Black Alley
- Author: Mickey Spillane
- Language: English
- Genre: Fiction
- Publisher: Dutton
- Publication place: United States
- Published in English: November, 1996
- Pages: 320

= Black Alley =

1996 novel by Mickey Spillane

Black Alley (1996) is a novel by American author Mickey Spillane, the 13th featuring New York City private investigator Mike Hammer and the final one completed before Spillane's death in July 2006.

Following the author's demise, the first of "five substantial Mike Hammer manuscripts," The Goliath Bone, was completed by his friend and colleague Max Allan Collins and published in 2008. Additional books based on Spillane's unfinished manuscripts have since been released, including Lady, Go Die! (2012), Complex 90 (2013) and King of the Weeds (2014). King of the Weeds is a direct sequel to Black Alley.

==Plot summary==
The novel begins with Mike Hammer recovering in Florida from bullet wounds he received during his infiltration of a drug war on the docks of New York—injuries from which he almost perished.

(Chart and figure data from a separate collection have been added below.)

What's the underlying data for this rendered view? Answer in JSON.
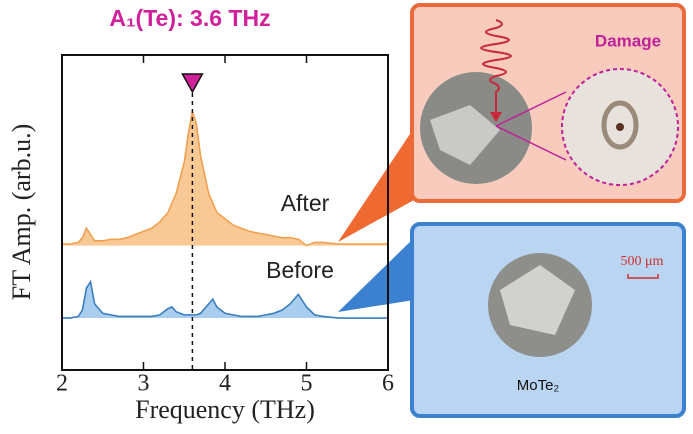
{
  "chart_data": {
    "type": "line",
    "title": "A₁(Te): 3.6 THz",
    "x_label": "Frequency (THz)",
    "y_label": "FT Amp. (arb.u.)",
    "x": [
      2.0,
      2.1,
      2.2,
      2.25,
      2.3,
      2.35,
      2.4,
      2.5,
      2.6,
      2.7,
      2.8,
      2.9,
      3.0,
      3.1,
      3.2,
      3.3,
      3.35,
      3.4,
      3.5,
      3.55,
      3.6,
      3.65,
      3.7,
      3.8,
      3.85,
      3.9,
      4.0,
      4.1,
      4.2,
      4.3,
      4.4,
      4.5,
      4.6,
      4.7,
      4.8,
      4.9,
      5.0,
      5.1,
      5.2,
      5.4,
      5.6,
      5.8,
      6.0
    ],
    "series": [
      {
        "name": "After",
        "color": "#f0a050",
        "fill": "#f9c995",
        "values": [
          4.0,
          4.0,
          4.05,
          4.2,
          4.5,
          4.3,
          4.1,
          4.1,
          4.15,
          4.15,
          4.2,
          4.3,
          4.4,
          4.5,
          4.7,
          5.0,
          5.3,
          5.6,
          6.6,
          7.5,
          8.2,
          7.8,
          6.8,
          5.6,
          5.3,
          5.0,
          4.8,
          4.6,
          4.5,
          4.4,
          4.35,
          4.3,
          4.25,
          4.2,
          4.2,
          4.15,
          3.95,
          4.05,
          4.05,
          4.0,
          4.0,
          4.0,
          4.0
        ]
      },
      {
        "name": "Before",
        "color": "#3a7dc0",
        "fill": "#a9cdee",
        "values": [
          1.65,
          1.65,
          1.7,
          1.9,
          2.6,
          2.8,
          2.1,
          1.8,
          1.75,
          1.7,
          1.7,
          1.7,
          1.7,
          1.7,
          1.75,
          1.95,
          2.0,
          1.85,
          1.75,
          1.75,
          1.75,
          1.75,
          1.8,
          2.1,
          2.25,
          2.0,
          1.8,
          1.75,
          1.7,
          1.7,
          1.7,
          1.75,
          1.8,
          1.9,
          2.1,
          2.4,
          2.0,
          1.75,
          1.7,
          1.65,
          1.65,
          1.65,
          1.65
        ]
      }
    ],
    "marker_x": 3.6,
    "marker_color": "#d0209a",
    "xlim": [
      2,
      6
    ],
    "xticks": [
      2,
      3,
      4,
      5,
      6
    ],
    "ylim": [
      0,
      10
    ]
  },
  "panels": {
    "damage": "Damage",
    "scale": "500 μm",
    "material": "MoTe₂"
  }
}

After being thought dead by all of his close friends and family for a period of eight months, he comes back to Manhattan and resumes his normal, exciting life. When an old army buddy, Marcus Dooley, is on his deathbed, he clues Hammer in on a pot of $89 billion he stole and hid from the dons of the mafia. Young, greedy mobsters are also looking for that money, which they should have inherited, had it not been stolen. Mike Hammer takes on the whole mafia, coolly, and in imperfect health.